Bold Decisions and New Challenges

The year has just begun, but impactful decisions are already reshaping the privacy landscape. For the first time, the EU’s own General Court has fined the European Commission for breaching its own data protection laws.

Let’s dig into it.

EU Court Fines the European Commission for GDPR Breach

In a January 8 decision, the European General Court set a new precedent by ordering the European Commission to pay damages to an individual for unlawfully transferring data to the U.S. without adequate protections. The court awarded €400 in damages to Thomas Bindl, a plaintiff whose data was unlawfully transferred.

What Happened?

• Bindl’s IP address was transferred to Meta Platforms in the U.S. without sufficient safeguards when he used a Facebook login on a Commission-run site.
• The court found the transfer violated the GDPR due to insufficient safeguards during the transition between the EU-U.S. Privacy Shield and the Data Protection Framework (DPF).

Why It Matters:

• GDPR Applies to Everyone: This is the first time the EU has been fined under GDPR, showing that the rules apply to all, even the EU itself.
• Timing Matters: The data transfer happened before the Data Protection Framework (DPF) was introduced. If it had occurred under the DPF, the outcome might have been different.
• Big Impact for Lawsuits: This case sets an important precedent - unlawful data transfers can result in damages for individuals. Experts believe this could lead to a surge in lawsuits, with €400 in damages growing into millions when multiple people are affected.
• Schrems III: Privacy advocates, like Max Schrems, might use this ruling to bring large class-action cases to EU courts. By paving the way for collective legal actions, this case might fast-track the arrival of "Schrems III" and reshape how data privacy cases are handled.

Italy Fines OpenAI: ChatGPT’s Privacy Practices Under Fire

In a previous newsletter, we predicted that 2025 would bring the first regulatory decisions against AI providers. We didn’t have to wait long - Italy’s Data Protection Authority imposed a €15 million fine on OpenAI at the close of 2024.

What Happened?

Italy’s Data Protection Authority (Garante) imposed a fine and also demanded that OpenAI make corrective measures related to:

• Using personal data to train ChatGPT without proper legal justification.
• Failing to implement age verification for users under 13.

Key Actions Ordered:

• OpenAI must launch a 6-month public awareness campaign in Italy to educate users about its data practices.

Italy's authority, Garante, is one of the EU's most proactive regulators in assessing and enforcing AI platform compliance. Last year it briefly banned the use of ChatGPT in Italy over alleged breaches of EU privacy rules.

While OpenAI has called the €15 million fine “disproportionate” and plans to appeal, Garante emphasized that the penalty reflects OpenAI's cooperative stance during the investigation - implying the fine could have been significantly higher had the company not engaged constructively.

Why It Matters:

• Increased AI Scrutiny: We’re expecting more decisions to come from Data protection authorities.
• Market Impact: The fine may prompt some companies to rethink AI projects.

AI Products Under Review: Meta’s Retreat

Facing regulatory pressures, Meta is killing off its own AI-powered Instagram and Facebook profiles.The company had first introduced these AI-powered profiles in September 2023 but killed off most of them by Summer 2024. However, a few characters remained on the platforms and gained new interest after Meta announced plans to roll out more AI character profiles at the beginning of the year.
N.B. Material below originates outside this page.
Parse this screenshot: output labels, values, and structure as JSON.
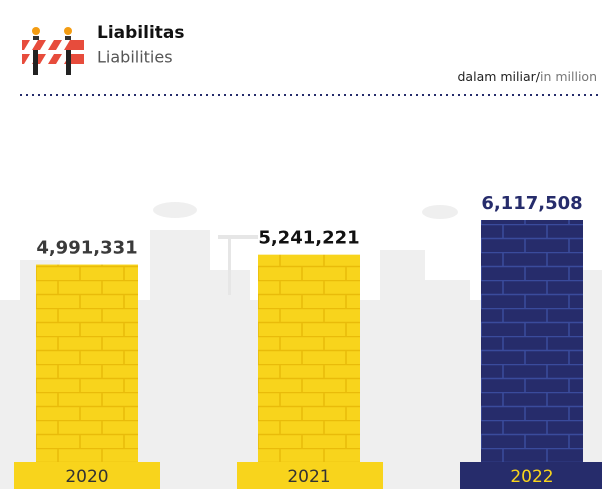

While these Meta-generated accounts are being removed, users still have the ability to generate their own AI chatbots. Meta includes a disclaimer on all its chatbots that some messages may be “inaccurate or inappropriate”. However, it’s not clear whether the company is actively moderating these messages or ensuring they comply with policies.

Final Thoughts

These developments signal an evolving privacy landscape where accountability and transparency are becoming non-negotiable. Both companies and regulators are being challenged to set new standards for data protection and AI governance.